My favorite interview questions

These days, I find myself doing a lot of coaching for folks who are searching for or interviewing for new jobs. I’ve been trying to distill for them questions they might be asked on the interview trail that are out of the ordinary, as well as questions candidates can ask that impress interviewers.

This week’s post pulls together some of those I like best, and I think they will get you thinking about the questions you might encounter in your own next interview — or questions you could ask next time you hire.

When I’m the interviewer, I love to get the candidate talking about themselves.  I tend to be a “collector of stories,” so I use questions that require more than simple, straightforward, data-driven answers, even if the position is technical and data-driven.

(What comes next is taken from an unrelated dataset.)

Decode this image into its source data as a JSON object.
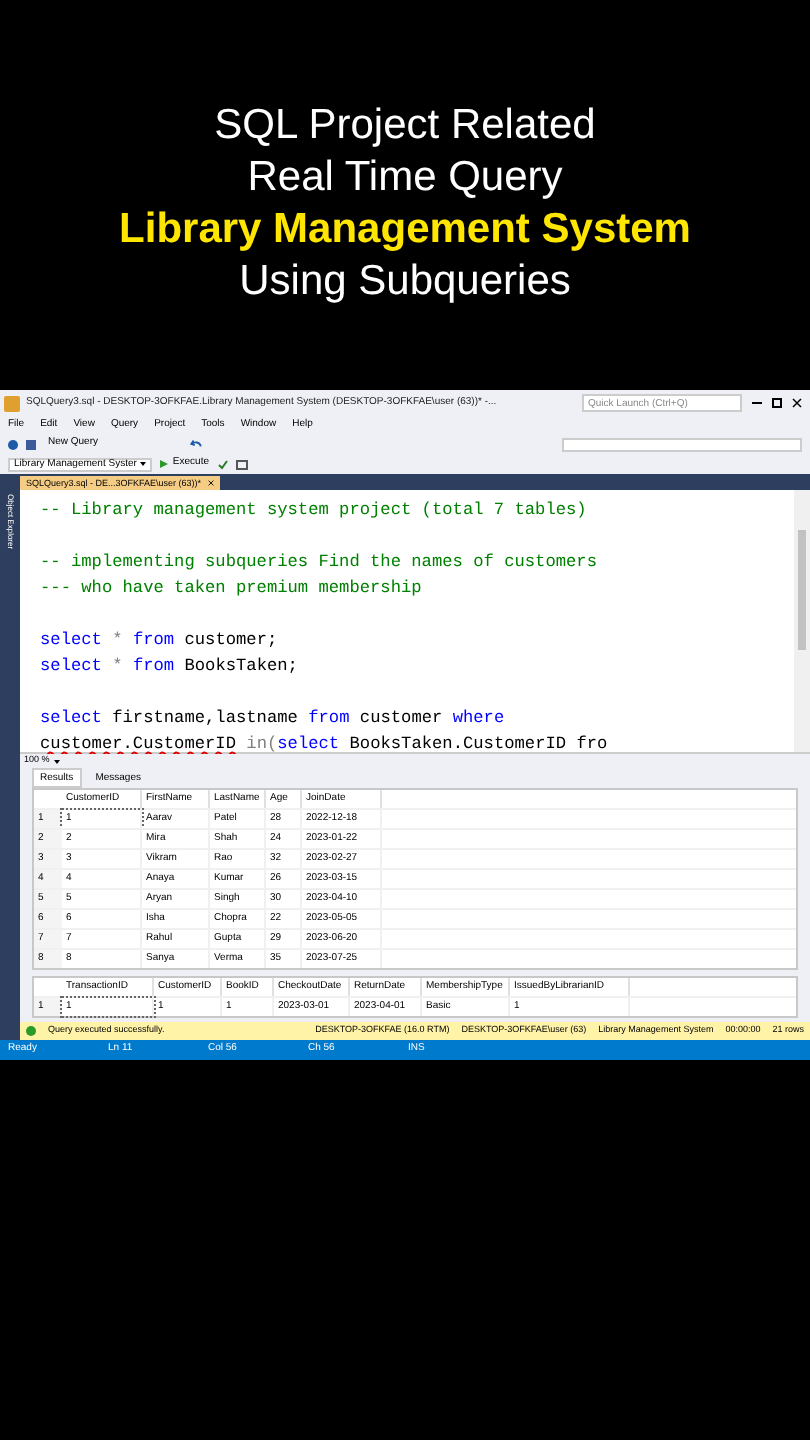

Here are some of my favorites:


Questions I love to ask candidates

  1. What is the elevator speech describing your career up to this point, and in particular, how did you come to be in this interview?
  2. If you had to write the “rest of the story” for your career, what would that story look like in the years after you get this job?
  3. What accomplishment, professional or personal, are you most proud of in your life?
  4. Describe one experience in your work life where you learned a hard lesson.  How did you grow from that experience?
  5. Who do you most respect as a leader or mentor?
  6. What is it about this role or job that generates energy or passion for you?
  7. If you were to take this position, what would you do in the first month to integrate yourself as a real part of our team?
  8. Tell me about a situation where you got something done but were not the leader of the project or effort.
  9. What question have I not asked you that I should have asked you?

There is nothing worse as an interviewer than asking all of my questions and closing with “what would you like to know from me?” only to then hear … crickets.  If I don’t hear questions, I assume that the person is either not interested, or that they think they know everything they need to know.

Don’t be that person.

Instead, have three to five good questions in mind that you can ask about the position, role or organization to demonstrate your interest and your thought process.

Here are some of my favorite questions to be asked when I am interviewing someone:


Questions I love to hear from candidates

  1. If I get this job, what is the most important thing I could focus on during my first 90 days to make a significant impact on the team’s success?
  2. Are there any tips you could share about how best to communicate with you as my supervisor?
  3. Would you describe how you see my role if I get this position?  What is most important to you about the role or the function?
  4. If I get the job, who are the first three people you think I should get to know better?
  5. What opportunities for professional development and mentoring are available to me if I get the job?
  6. What key skill is missing from the team that you think I could bring to the table?

This is by no means an exhaustive list. Here are some additional resources if you’d like more inspiration:

Questions for interviewers:

10 best questions to ask an interviewee

100 top job interview questions — be prepared for the interview

Questions for job candidates:

51 great questions to ask in an interview

Top 12 best questions to ask at the end of the job interview


Elevating the interview

An interview is a two-way opportunity to share information, and the best interviews function more as a conversation than a grilling.  You should want to know just as much about me and my organization as I want to know about you.

When I am interviewing, I am looking for someone who is engaged, excited and able to tell their story.  Thinking through these questions, and ensuring you have a good list of your own to ask, will help you be an active participant and a compelling candidate.


What are your favorite interview questions?

Whether as candidate or hiring manager, what questions have stood out to you as especially insightful or effective?  And, what about any questions that bombed? Questions to avoid are also important!  I hope you’ll share some in the comments.